Par ailleurs, si cette approche permet d’évaluer de façon concise la satisfaction générale des utilisateurs, celle-ci n’apporte en revanche aucun enseignement quant à la source de cette satisfaction, limitant ainsi fortement le champ des possibles dans une optique d’aide à la décision. Il devient de plus en plus évident pour les entreprises soucieuses de l’avis de leurs clients qu’une valeur seule telle que le score NPS ne suffit pas à traduire réellement leurs attentes, c’est pourquoi elles se tournent vers l’analyse des contenus générés par les utilisateurs.
L’opinion dans le texte
Les alternatives à cette note de satisfaction sont multiples et offrent chacune à l’utilisateur un certain degré de liberté. Nous notons parmi celles-ci les indicateurs binaires, les réponses à choix multiples, les questions appelant un commentaire libre mais orienté sur un sujet, et les commentaires totalement libres introduits par une demande neutre .
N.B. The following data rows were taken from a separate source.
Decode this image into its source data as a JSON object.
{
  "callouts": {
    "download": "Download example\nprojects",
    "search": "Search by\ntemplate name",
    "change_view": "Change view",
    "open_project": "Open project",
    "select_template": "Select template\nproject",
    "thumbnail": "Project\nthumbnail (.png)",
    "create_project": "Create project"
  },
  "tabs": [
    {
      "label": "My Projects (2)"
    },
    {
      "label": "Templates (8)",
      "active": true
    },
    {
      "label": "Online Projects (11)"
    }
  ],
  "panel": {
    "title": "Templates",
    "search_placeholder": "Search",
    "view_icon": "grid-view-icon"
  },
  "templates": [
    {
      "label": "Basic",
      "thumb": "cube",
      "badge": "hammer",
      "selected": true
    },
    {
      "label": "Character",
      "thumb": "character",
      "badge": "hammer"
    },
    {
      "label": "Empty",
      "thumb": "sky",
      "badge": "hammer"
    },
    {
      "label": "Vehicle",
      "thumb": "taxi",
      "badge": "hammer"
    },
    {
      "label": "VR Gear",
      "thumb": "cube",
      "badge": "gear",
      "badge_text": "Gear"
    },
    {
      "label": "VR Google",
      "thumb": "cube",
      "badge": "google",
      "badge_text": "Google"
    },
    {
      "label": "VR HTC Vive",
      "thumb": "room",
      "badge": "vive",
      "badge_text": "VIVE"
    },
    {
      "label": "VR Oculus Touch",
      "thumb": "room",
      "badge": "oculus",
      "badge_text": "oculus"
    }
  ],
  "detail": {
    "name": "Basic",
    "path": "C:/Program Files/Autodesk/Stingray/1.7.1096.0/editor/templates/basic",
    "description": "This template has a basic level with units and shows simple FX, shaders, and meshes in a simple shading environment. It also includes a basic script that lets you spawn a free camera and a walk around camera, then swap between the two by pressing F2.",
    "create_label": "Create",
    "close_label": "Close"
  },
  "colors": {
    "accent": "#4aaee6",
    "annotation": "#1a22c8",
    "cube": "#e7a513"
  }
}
Du point de vue des méthodes de fouille d’opinion, cette liberté d’expression est une difficulté majeure, car l’objectif est de retrouver les sujets de préoccupation des répondants au sein de textes non structurés. Cela justifie les travaux importants réalisés sur ce sujet dans le domaine du traitement automatique du langage naturel, propre à résoudre ce type d’extraction de données. En effet la nature bruitée de ces textes, caractérisée par la présence de fautes d’orthographe, intentionnelles ou non, d’erreurs de syntaxe ou encore de formatage du contenu, est un défi à plusieurs étapes de l’analyse du texte, du prétraitement (segmentation des phrases et des mots, catégorisation grammaticale et lemmatisation) à l’extraction de termes et d’opinions. Dans le cadre de notre travail, nous expérimentons uniquement nos méthodes sur des corpus d’avis issus d’enquêtes de satisfaction, éventuellement conditionnés par une question qui en oriente le contenu.
Dictanova
Cette thèse industrielle CIFRE est réalisée en partenariat avec la startup DICTANOVA , éditrice d’une suite logicielle sur le mode SaaS (Software as a Service) dont le cœur de métier est l’analyse des interactions clients. Créée en 2011 par de jeunes chercheurs issus du Laboratoire d’Informatique de Nantes Atlantique (LINA), et révélée par le Concours national d’aide à la création d’entreprises technologiques innovantes en 2012 puis par l’Award 2013 du forum de l’Industrie Européenne des Technologies du Langage, l’entreprise est imprégnée d’une forte culture scientifique universitaire, particulièrement dans le domaine du traitement automatique des langues. DICTANOVA emploie aujourd’hui 20 personnes de différents métiers et propose aux entreprises une aide à la décision reposant sur les commentaires libres ainsi que sur les mails et les dialogues provenant de chats communautaires, en suivant le principe d’écoute du consommateur. Bien qu’une valeur importante du produit réside dans l’accompagnement de l’utilisateur dans l’interprétation des résultats, la plate-forme développée par l’entreprise s’efforce de présenter de façon transparente les résultats de l’analyse de ces différents contenus. Cela se traduit dans notre travail par une forte contrainte de pertinence pour les éléments extraits par le système auquel nous contribuons.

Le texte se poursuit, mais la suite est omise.